The bill would also hurt Tesla, General Motors, and other companies seeking to both inspire and profit from a wholesale transition to electric vehicles. It proposes to end an existing $7,500 federal credit for EV purchases.
“When Georgia ended its $5,000 state tax credit for EVs and replaced it with a $200 registration fee in 2015,” Utility Dive notes, “sales fell 80%.”
“The potential elimination of the federal electric vehicle tax credit will make the electric vehicle mandate in 10 states—about a third of the market—even more difficult to meet,” Gloria Bergquist, a spokeswoman for the Alliance of Automobile Manufacturers, told Reuters.
The National Resources Defense Council’s Luke Tonachel warned that repealing the EV tax credit “would cede U.S. leadership in clean vehicles, putting our companies at a competitive disadvantage and threatening jobs while costing drivers more at the pump and increasing pollution.”

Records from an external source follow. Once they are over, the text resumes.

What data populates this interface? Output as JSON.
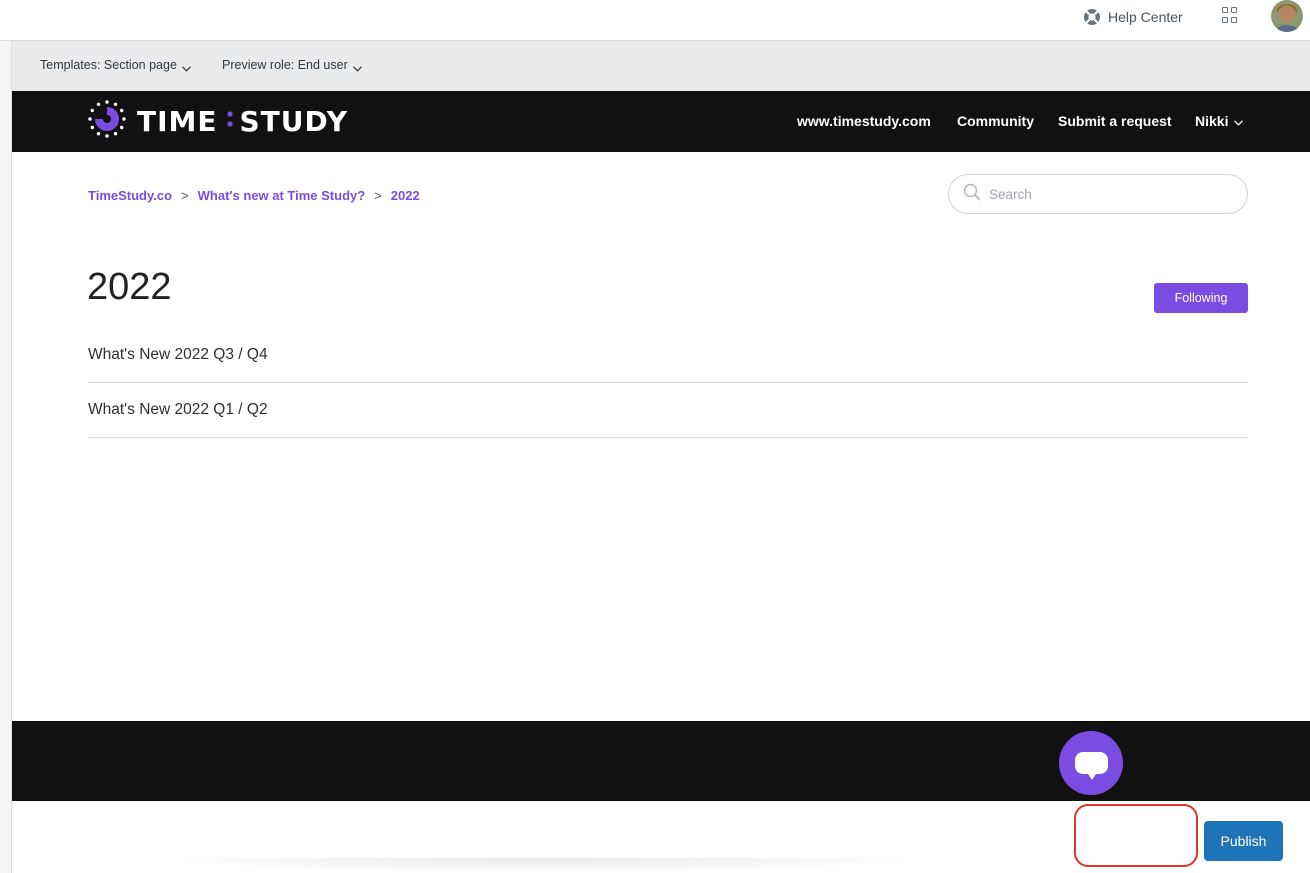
{
  "topbar": {
    "help_center_label": "Help Center",
    "help_icon": "lifebuoy-icon",
    "apps_icon": "grid-icon",
    "avatar_icon": "avatar"
  },
  "preview": {
    "template_label": "Templates: Section page",
    "role_label": "Preview role: End user"
  },
  "site": {
    "logo_left": "TIME",
    "logo_right": "STUDY",
    "nav": {
      "website": "www.timestudy.com",
      "community": "Community",
      "submit": "Submit a request",
      "user": "Nikki"
    }
  },
  "breadcrumb": {
    "items": [
      "TimeStudy.co",
      "What's new at Time Study?",
      "2022"
    ],
    "separator": ">"
  },
  "search": {
    "placeholder": "Search",
    "value": ""
  },
  "section": {
    "title": "2022",
    "follow_label": "Following",
    "articles": [
      "What's New 2022 Q3 / Q4",
      "What's New 2022 Q1 / Q2"
    ]
  },
  "actions": {
    "publish_label": "Publish"
  },
  "colors": {
    "brand_purple": "#7b4ce2",
    "header_bg": "#111111",
    "publish_blue": "#1f73b7",
    "highlight_red": "#d93a2a"
  }
}
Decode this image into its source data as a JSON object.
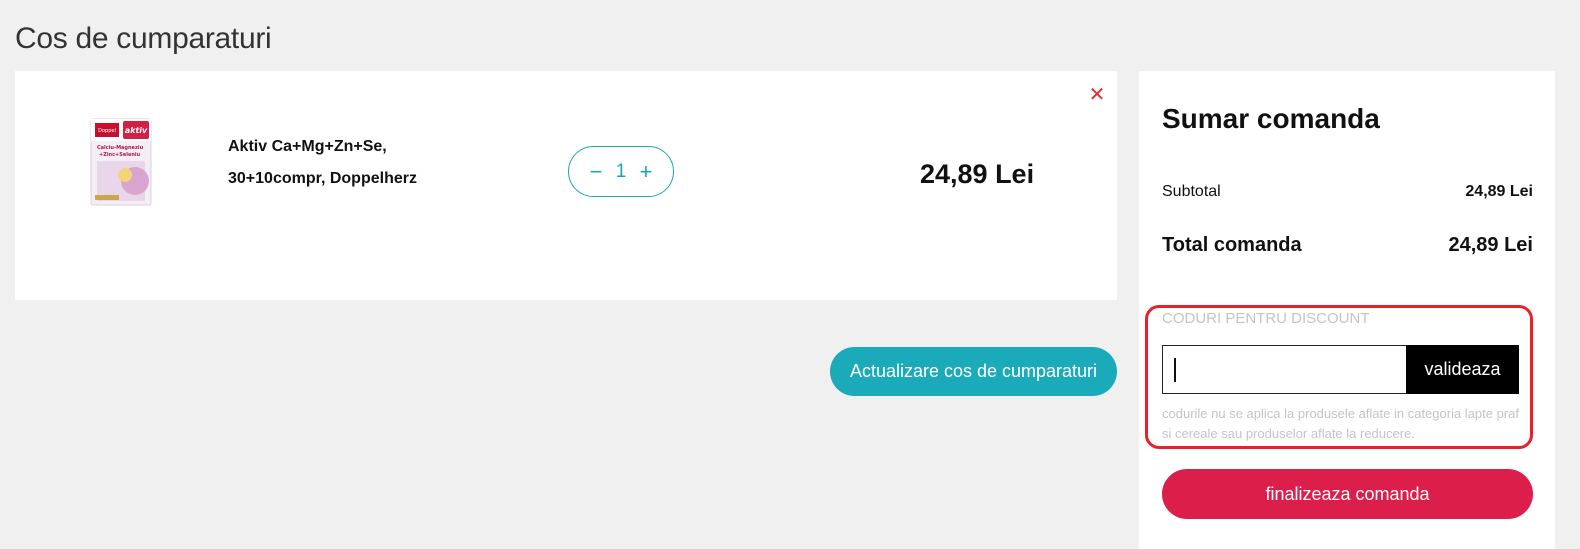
{
  "page": {
    "title": "Cos de cumparaturi"
  },
  "cart": {
    "items": [
      {
        "name_line1": "Aktiv Ca+Mg+Zn+Se,",
        "name_line2": "30+10compr, Doppelherz",
        "quantity": "1",
        "price": "24,89 Lei",
        "image_brand": "Doppel herz",
        "image_tag": "aktiv"
      }
    ],
    "update_button": "Actualizare cos de cumparaturi"
  },
  "summary": {
    "title": "Sumar comanda",
    "subtotal_label": "Subtotal",
    "subtotal_value": "24,89 Lei",
    "total_label": "Total comanda",
    "total_value": "24,89 Lei",
    "discount_label": "CODURI PENTRU DISCOUNT",
    "discount_input_value": "",
    "validate_button": "valideaza",
    "discount_note": "codurile nu se aplica la produsele aflate in categoria lapte praf si cereale sau produselor aflate la reducere.",
    "checkout_button": "finalizeaza comanda"
  },
  "icons": {
    "remove": "close-icon",
    "decrement": "minus-icon",
    "increment": "plus-icon"
  },
  "colors": {
    "accent_teal": "#1aaab9",
    "checkout_red": "#dc1e4b",
    "highlight_red": "#e8202a",
    "remove_red": "#e03030"
  }
}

It wasn’t entirely green cutting. The GOP bill would extend tax credits to “geothermal, small-scale wind, and fuel cells that were left out of a 2015 budget and spending deal,” Utility Dive notes. At the same time, it would “align the expiration dates for tax credits for resources such as solar and wind facilities, fuel cells, and combined heat and power plants, by moving the construction start deadline [for eligibility] to January 1, 2022.” Existing tax credits for residential energy efficiency programs would be extended to December 31, 2021.
And there was also a curiously selective strike at a tax benefit enjoyed by the oil industry. “The bill would eliminate a tax credit for enhanced oil recovery (EOR), which pumps water or carbon dioxide into aging wells to extend their productive life,” Utility Dive observes.
That proposal drew immediate pushback from “a wide-ranging group of industry and labour leaders” arguing that “the credits are needed to bring down the cost of CO2 captured from power plants and other industrial sources ‘in order to be economic in [enhanced oil recovery] operations’ and to scale up geologic storage of CO2.’”
Meanwhile, the Canadian Press notes, “a lucrative tax break for drilling costs and special oil and gas industry accounting rules would be preserved” in the reformed tax structure.
Whether any of the proposals will ever find their way into law remains very uncertain, however. The House GOP budget package encountered swift criticism from across America’s partisan spectrum, with Iowa Republican Sen. Chuck Grassley demanding the proposed cuts to wind tax credits be abandoned. Michigan Democrat Sen. Gary Peters wants to exempt the EV credit from elimination.